The Chancellor, Jeremy Hunt, gave the Autumn Statement on the 22nd November. The main points are;
- the Office of Budget Responsibility (OBR) released its latest economic forecasts alongside the Autumn Statement. This shows the economy has been more resilient this year than initally forecast. Economic growth in 2023 is now predicted to be 0.6% instead of a contraction of 0.2%
- this unexpected growth, coupled with high inflation bringing more people into top tax bands, has led to bigger-than-expected tax receipts. This gave the Chancellor some room for tax cuts (see below). However, the strength of the economy also means inflation will be more persistent. The forecast is that CPI will increase 7.5% in 2023, with prices rising by 3.6% in 2024 and 1.8% in 2025
- the OBR has cut its forecasts for future UK growth. The OBR now believes the economy will expand by 0.7% in 2024 (previously 1.8% was predicted). For 2025, growth is put at 1.4% (previously 2.5%). Worryingly, the OBR has revised down its estimate of the ‘medium-term potential growth rate of the economy’ to 1.6%, from its previous level of 1.8%
- as previously set out in last November’s Budget, Personal Allowances and Higher Rate Thresholds for Income Tax will be frozen until 2028. This increases tax income because, as wages rise, the tax-free element does not rise in tandem
- although billed as a tax-cutting Statement, the measures announced, plus those already in the pipeline, will see tax as a share of the economy rise every year for the next five years to a post-war high of 37.7% of GDP
- probably the most important announcement for farming, especially those sectors employing large amounts of labour, is the increase in the National Living Wage. This will rise by 9.8% to £11.44 per hour in April. It will also be extended to 21 and 22 year olds who currently receive a lower rate. The Living Wage rate has almost doubled since 2010
- there were cuts to National Insurance rates. NI paid by employees will fall from 12% to 10% as from the 6th January 2024. For the self-employed, the rate of Class 4 NI between £12,570 and £50,270 will be cut by 1% to 8%. Class 2 NI is to be abolished. Both the self-employed NI changes start on the 6th April 2024
- ‘full expensing’, whereby companies can claim 100% first-year capital allowance against Corporation Tax on capital investment, is to be made permanent. The standard 100% Annual Investment Allowance (AIA) for sole traders, partnerships etc. will remain at £1m
- the discount on Business Rates for small retail, hospitality, and leisure businesses is to be extended for a further year
- £110m was pledged to a Local Nutrient Mitigation Fund for schemes to deliver nutrient neutrality and unlock housebuilding
- there were other measures to boost development.
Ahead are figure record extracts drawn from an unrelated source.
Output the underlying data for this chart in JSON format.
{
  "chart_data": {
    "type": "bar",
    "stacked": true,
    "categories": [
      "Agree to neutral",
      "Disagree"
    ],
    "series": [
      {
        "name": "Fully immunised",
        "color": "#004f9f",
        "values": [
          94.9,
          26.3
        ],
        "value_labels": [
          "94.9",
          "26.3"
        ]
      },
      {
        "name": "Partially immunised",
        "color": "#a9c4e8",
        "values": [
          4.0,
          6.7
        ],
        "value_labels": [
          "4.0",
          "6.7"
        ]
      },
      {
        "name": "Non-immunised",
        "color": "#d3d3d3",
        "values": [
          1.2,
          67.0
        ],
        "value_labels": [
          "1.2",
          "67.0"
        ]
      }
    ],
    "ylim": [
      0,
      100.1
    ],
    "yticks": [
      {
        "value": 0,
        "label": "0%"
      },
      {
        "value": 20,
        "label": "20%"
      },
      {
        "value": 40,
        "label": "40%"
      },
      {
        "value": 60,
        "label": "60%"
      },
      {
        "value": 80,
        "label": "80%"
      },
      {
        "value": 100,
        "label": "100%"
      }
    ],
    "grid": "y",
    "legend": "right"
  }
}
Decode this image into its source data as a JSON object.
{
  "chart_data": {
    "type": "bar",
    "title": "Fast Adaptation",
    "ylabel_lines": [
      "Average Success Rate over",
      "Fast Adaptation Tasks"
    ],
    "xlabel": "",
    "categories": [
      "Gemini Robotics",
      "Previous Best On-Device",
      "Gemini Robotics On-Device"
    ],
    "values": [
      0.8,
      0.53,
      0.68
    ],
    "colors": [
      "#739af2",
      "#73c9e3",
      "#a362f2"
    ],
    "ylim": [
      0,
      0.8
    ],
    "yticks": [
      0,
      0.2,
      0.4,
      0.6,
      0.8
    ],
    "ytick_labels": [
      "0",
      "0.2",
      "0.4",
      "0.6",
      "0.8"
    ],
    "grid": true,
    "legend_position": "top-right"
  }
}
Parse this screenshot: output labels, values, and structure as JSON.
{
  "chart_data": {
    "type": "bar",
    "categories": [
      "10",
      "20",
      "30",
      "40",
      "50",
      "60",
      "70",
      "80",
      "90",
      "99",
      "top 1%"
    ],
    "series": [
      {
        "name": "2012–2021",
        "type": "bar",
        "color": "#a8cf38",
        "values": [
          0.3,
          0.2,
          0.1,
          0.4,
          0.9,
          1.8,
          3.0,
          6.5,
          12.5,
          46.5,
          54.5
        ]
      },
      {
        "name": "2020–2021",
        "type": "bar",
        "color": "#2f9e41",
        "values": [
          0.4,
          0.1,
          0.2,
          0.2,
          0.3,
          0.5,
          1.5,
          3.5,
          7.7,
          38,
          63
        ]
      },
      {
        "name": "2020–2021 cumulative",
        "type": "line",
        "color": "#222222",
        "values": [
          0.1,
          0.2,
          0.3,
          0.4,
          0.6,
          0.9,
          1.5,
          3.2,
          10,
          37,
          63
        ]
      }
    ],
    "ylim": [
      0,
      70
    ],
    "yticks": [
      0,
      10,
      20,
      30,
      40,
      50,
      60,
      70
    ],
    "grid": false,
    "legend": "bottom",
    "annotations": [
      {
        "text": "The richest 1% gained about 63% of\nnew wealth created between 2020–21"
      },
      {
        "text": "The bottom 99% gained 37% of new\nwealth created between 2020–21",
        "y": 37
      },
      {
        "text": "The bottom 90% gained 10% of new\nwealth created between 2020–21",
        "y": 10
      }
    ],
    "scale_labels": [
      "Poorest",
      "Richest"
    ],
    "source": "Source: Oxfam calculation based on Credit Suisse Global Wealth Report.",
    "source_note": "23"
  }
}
These include a ‘fast-track’ Planning system where Local Authourities will be able to recover the full cost of dealing with applications, in return for faster responses. There were also policies to boost renewables and the electricty transmission network, including a payment of up to £10,000 to those living near new transmission lines
- There were no changes to Inheritance or Capital Gains Tax, despite changes to the former being widely trailed before the Autumn Statement
- The previous Budget saw the launch of a consultation on the taxation of the ecosystems market. The Autumn Statement indicated that an update on this would be provided in ‘the Spring’.